The Auxiliary and CAB also offer feedback on community engagement efforts; help spread the word about the health center; and even offer input into the design of the campus, parts of which are still undergoing renovation. Visitors to the clinic, for instance, are greeted by vibrant orange walls — a direct response to community members’ requests for bright colors and warm, welcoming spaces.

Yet the CAB and Cedar Auxiliary represent only two facets of a campus-wide commitment to community, which is in turn intimately related to the campus coalition’s mission to promote public health and health equity.

While providing high-quality emergency and inpatient services is vitally important, PHMC, Penn Medicine, and their partners ultimately aim to help community members remain healthier so they have less need for emergency room care and hospital stays, particularly for conditions that disproportionately harm Black and other marginalized populations.

That goal is advanced not only through routine primary care at the health center, but also by expanding into other aspects of preventive health. Like the health center for primary care, plans are underway to open a PHMC Dental facility, following a similar model partnership with Penn’s School of Dental Medicine as part of its commitment to continually expand its community presence; dental care will be provided by a mix of dental students and AEGD residents at a state- of-the-art, 11-chair facility.
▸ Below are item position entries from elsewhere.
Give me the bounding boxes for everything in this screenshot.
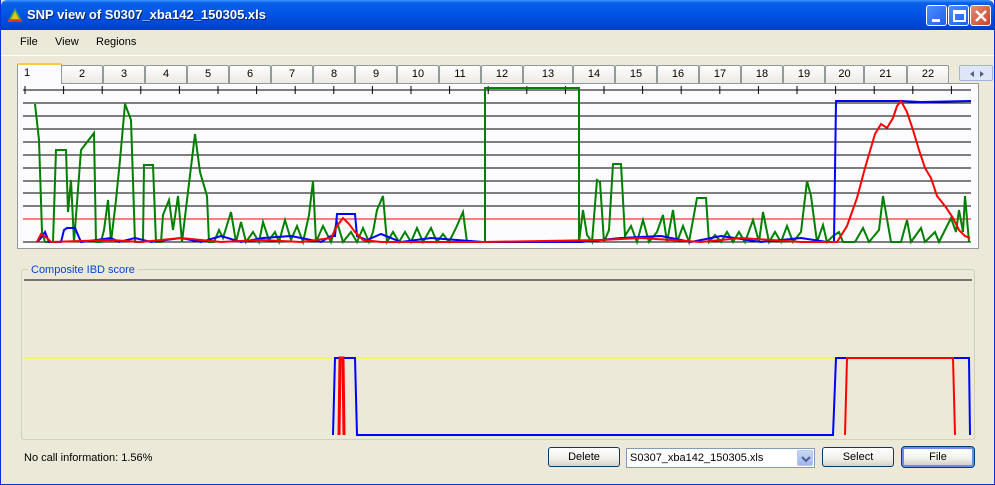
file-select-value: S0307_xba142_150305.xls — [630, 452, 764, 464]
tab-chromosome-21[interactable]: 21 — [864, 65, 907, 83]
menu-file[interactable]: File — [20, 36, 38, 48]
dropdown-arrow[interactable] — [797, 450, 813, 466]
no-call-status: No call information: 1.56% — [24, 452, 153, 464]
tab-chromosome-17[interactable]: 17 — [699, 65, 741, 83]
tab-scroll-buttons[interactable] — [959, 65, 993, 81]
title-bar[interactable]: SNP view of S0307_xba142_150305.xls — [1, 0, 994, 30]
composite-ibd-label: Composite IBD score — [28, 264, 138, 276]
tab-chromosome-9[interactable]: 9 — [355, 65, 397, 83]
tab-chromosome-1[interactable]: 1 — [17, 63, 62, 84]
tab-chromosome-8[interactable]: 8 — [313, 65, 355, 83]
composite-ibd-plot — [24, 279, 972, 436]
tab-chromosome-4[interactable]: 4 — [145, 65, 187, 83]
close-icon — [975, 10, 987, 22]
chromosome-plot-panel — [17, 83, 979, 249]
blue-series-line — [36, 100, 972, 244]
composite-ibd-group — [21, 269, 975, 440]
tab-chromosome-13[interactable]: 13 — [523, 65, 573, 83]
tab-label: 13 — [541, 68, 555, 80]
tab-chromosome-2[interactable]: 2 — [61, 65, 103, 83]
chevron-down-icon — [801, 456, 811, 463]
tab-label: 8 — [330, 68, 338, 80]
tab-label: 7 — [288, 68, 296, 80]
app-window: SNP view of S0307_xba142_150305.xls File… — [0, 0, 995, 485]
tab-chromosome-14[interactable]: 14 — [573, 65, 615, 83]
tab-label: 1 — [24, 67, 31, 79]
chromosome-tabs: 22 21 20 19 18 17 16 15 14 13 12 11 10 9 8 7 6 5 4 3 2 1 — [17, 63, 993, 84]
ibd-blue-line — [332, 357, 971, 436]
tab-chromosome-6[interactable]: 6 — [229, 65, 271, 83]
tab-chromosome-18[interactable]: 18 — [741, 65, 783, 83]
tab-label: 15 — [629, 68, 643, 80]
tab-label: 22 — [921, 68, 935, 80]
tab-chromosome-19[interactable]: 19 — [783, 65, 825, 83]
red-series-line — [36, 99, 971, 244]
tab-chromosome-10[interactable]: 10 — [397, 65, 439, 83]
file-button[interactable]: File — [901, 446, 975, 468]
minimize-icon — [932, 19, 940, 22]
tab-label: 3 — [120, 68, 128, 80]
maximize-button[interactable] — [948, 5, 969, 26]
tab-label: 14 — [587, 68, 601, 80]
app-icon — [8, 8, 22, 22]
tab-label: 4 — [162, 68, 170, 80]
file-select[interactable]: S0307_xba142_150305.xls — [626, 448, 815, 468]
tab-label: 5 — [204, 68, 212, 80]
tab-chromosome-7[interactable]: 7 — [271, 65, 313, 83]
tab-label: 10 — [411, 68, 425, 80]
tab-label: 20 — [838, 68, 851, 80]
menu-bar: File View Regions — [1, 30, 994, 56]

Penn Medicine is also building programs that increase the availability of preventive services such as cancer screenings. In June, for example, Penn Medicine partnered with the medical device manufacturer Siemens to park a “mammo truck” offering free mammograms outside a church on Cedar Avenue — part of an effort to improve access as well as equity for Black women, who tend to be diagnosed with breast cancer at later stages and have worse outcomes.

It is also furthered by efforts to address what public health experts call the social determinants of health: The constellation of social and economic factors (housing and food security, education and employment) that influence the health and well-being of individuals and groups.

Bolstering those factors in underserved areas like West and Southwest Philadelphia means tackling longstanding inequities not only in health care and insurance, but also in the availability of things such as job opportunities and healthy foods. The campus hosts a pop-up food pantry run by the Food and Wellness Network (FAWN) that gives away fresh food and produce in the building’s atrium every Thursday afternoon. FAWN is run by Turning Points for Children, a subsidiary of PHMC that provides care to children and families across Philadelphia. There are also workshops on financial literacy in collaboration with Franklin Mint Federal Credit Union. And the Cedar team has deployed employment and business-development initiatives, holding job fairs to recruit employees from within the community and working with the CAB to create a list of local businesses approved to hire as campus vendors.

All of these activities form part of an overarching plan to turn the campus into a hub for whatever resources are needed to improve the health and well-being of the community — for the community as a whole, and for each individual in need, like Williams.

While visiting Holland in the health center one day, Williams got into a conversation with a PHMC employee about his family, and came away with a boatload of information on educational and career opportunities for one of his sons, who is on the autism spectrum.

“For the community, the change is for the better,” Williams says. “It may be the same building, but it’s not the same hospital.”